In [1]:
!pip install aequitas

import yaml
import os
import pandas as pd
import numpy as np
import seaborn as sns
from aequitas.group import Group
from aequitas.bias import Bias
from aequitas.fairness import Fairness
import aequitas.plot as ap
import matplotlib.pyplot as plt
from sklearn.ensemble import RandomForestClassifier
DATAPATH = 'https://github.com/dssg/fairness_tutorial/raw/master/data/'

# Can resampling approaches help improve the fairness of our models?

1. Load data
2. Look at training data distributions
3. Try Resampling in a few different ways
4. Rebuild model(s) on resampled training data
5. Predict on the test set
6. Audit for Bias and Compare

## Load data

In [2]:
traindf = pd.read_csv(DATAPATH + 'train_20120501_20120801.csv.gz', compression='gzip')
testdf = pd.read_csv(DATAPATH + 'test_20121201_20130201.csv.gz', compression='gzip')
train_attrdf = pd.read_csv(DATAPATH + 'train_20120501_20120801_protected.csv.gz', compression='gzip')
test_attrdf = pd.read_csv(DATAPATH + 'test_20121201_20130201_protected.csv.gz', compression='gzip')


In [3]:
traindf.shape

(16790, 113)

In [4]:
train_attrdf['poverty_level'].value_counts()

highest    9448
lower      7342
Name: poverty_level, dtype: int64

## Load pre-built models and predictions

In [5]:
evals_df = pd.read_csv(DATAPATH +'split2_evals.csv.gz', compression='gzip')

## Take a look at the "Best" performing model

In [6]:
evals_df[evals_df['model_uuid']=='a04e2eedd9c5ff18bcf77e84ae9db561']

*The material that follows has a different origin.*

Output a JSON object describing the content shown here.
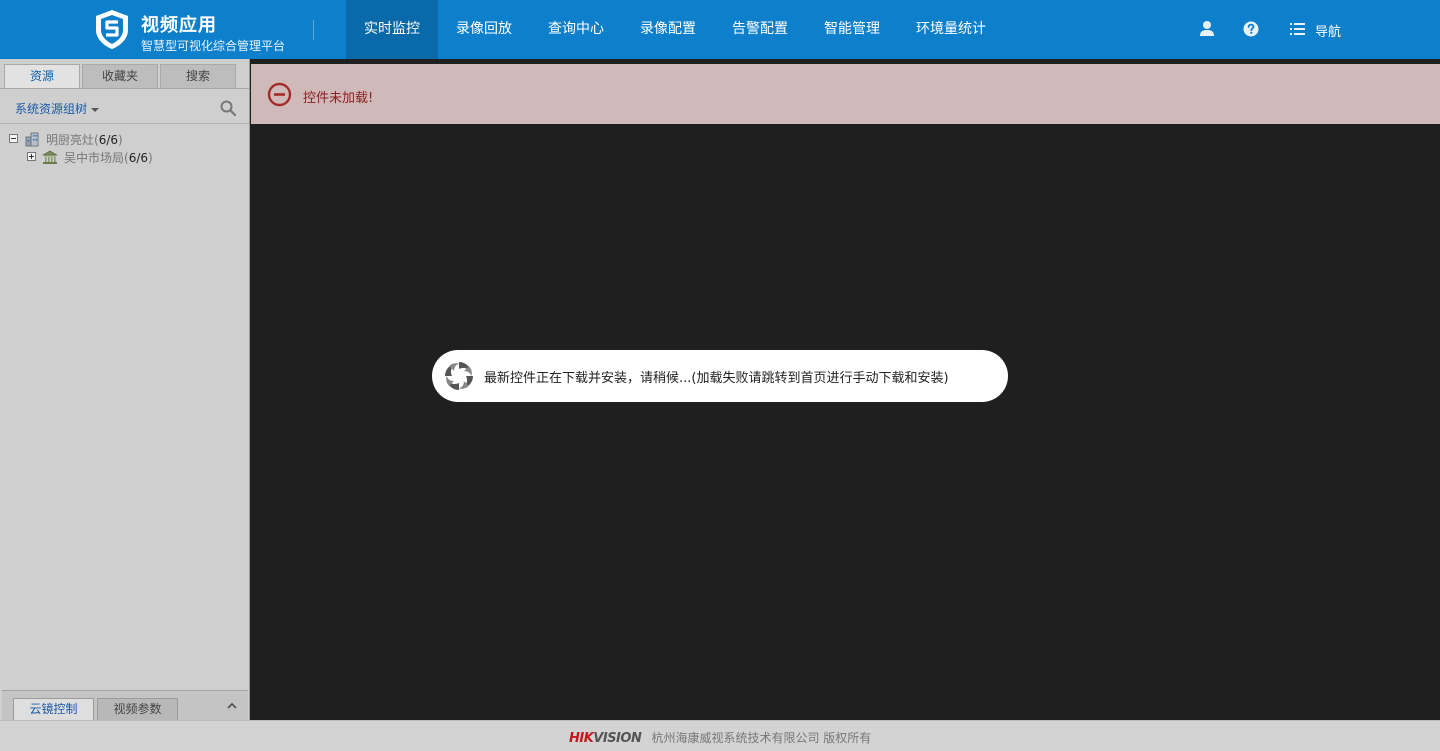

Unnamed: 0,model_precision,model_classpath,hyperparameters,model_uuid,predictions_uuid,target_pp,matrix_type,matrix_start_date,matrix_end_date
0,0.552,sklearn.ensemble.RandomForestClassifier,"{""n_jobs"": -1, ""criterion"": ""gini"", ""max_depth...",a04e2eedd9c5ff18bcf77e84ae9db561,c598fbe93f4c218ac7d325fb478598f1,1000,test,2012-12-01,2013-01-31


In [7]:
import ast
hyperparameters= ast.literal_eval(evals_df['hyperparameters'][0])

In [8]:
rf = RandomForestClassifier(**hyperparameters)

In [9]:
rf.__dict__

{'base_estimator': DecisionTreeClassifier(),
 'n_estimators': 87,
 'estimator_params': ('criterion',
  'max_depth',
  'min_samples_split',
  'min_samples_leaf',
  'min_weight_fraction_leaf',
  'max_features',
  'max_leaf_nodes',
  'min_impurity_decrease',
  'min_impurity_split',
  'random_state',
  'ccp_alpha'),
 'bootstrap': True,
 'oob_score': False,
 'n_jobs': -1,
 'random_state': 213500298,
 'verbose': 0,
 'warm_start': False,
 'class_weight': None,
 'max_samples': None,
 'criterion': 'gini',
 'max_depth': 30,
 'min_samples_split': 3,
 'min_samples_leaf': 44,
 'min_weight_fraction_leaf': 0.0,
 'max_features': 'sqrt',
 'max_leaf_nodes': None,
 'min_impurity_decrease': 0.0,
 'min_impurity_split': None,
 'ccp_alpha': 0.0}

## Look at training data distributions

### Poverty_level=Highest
label_pos_poverty_highest =  P(poverty_level=highest | not_funded)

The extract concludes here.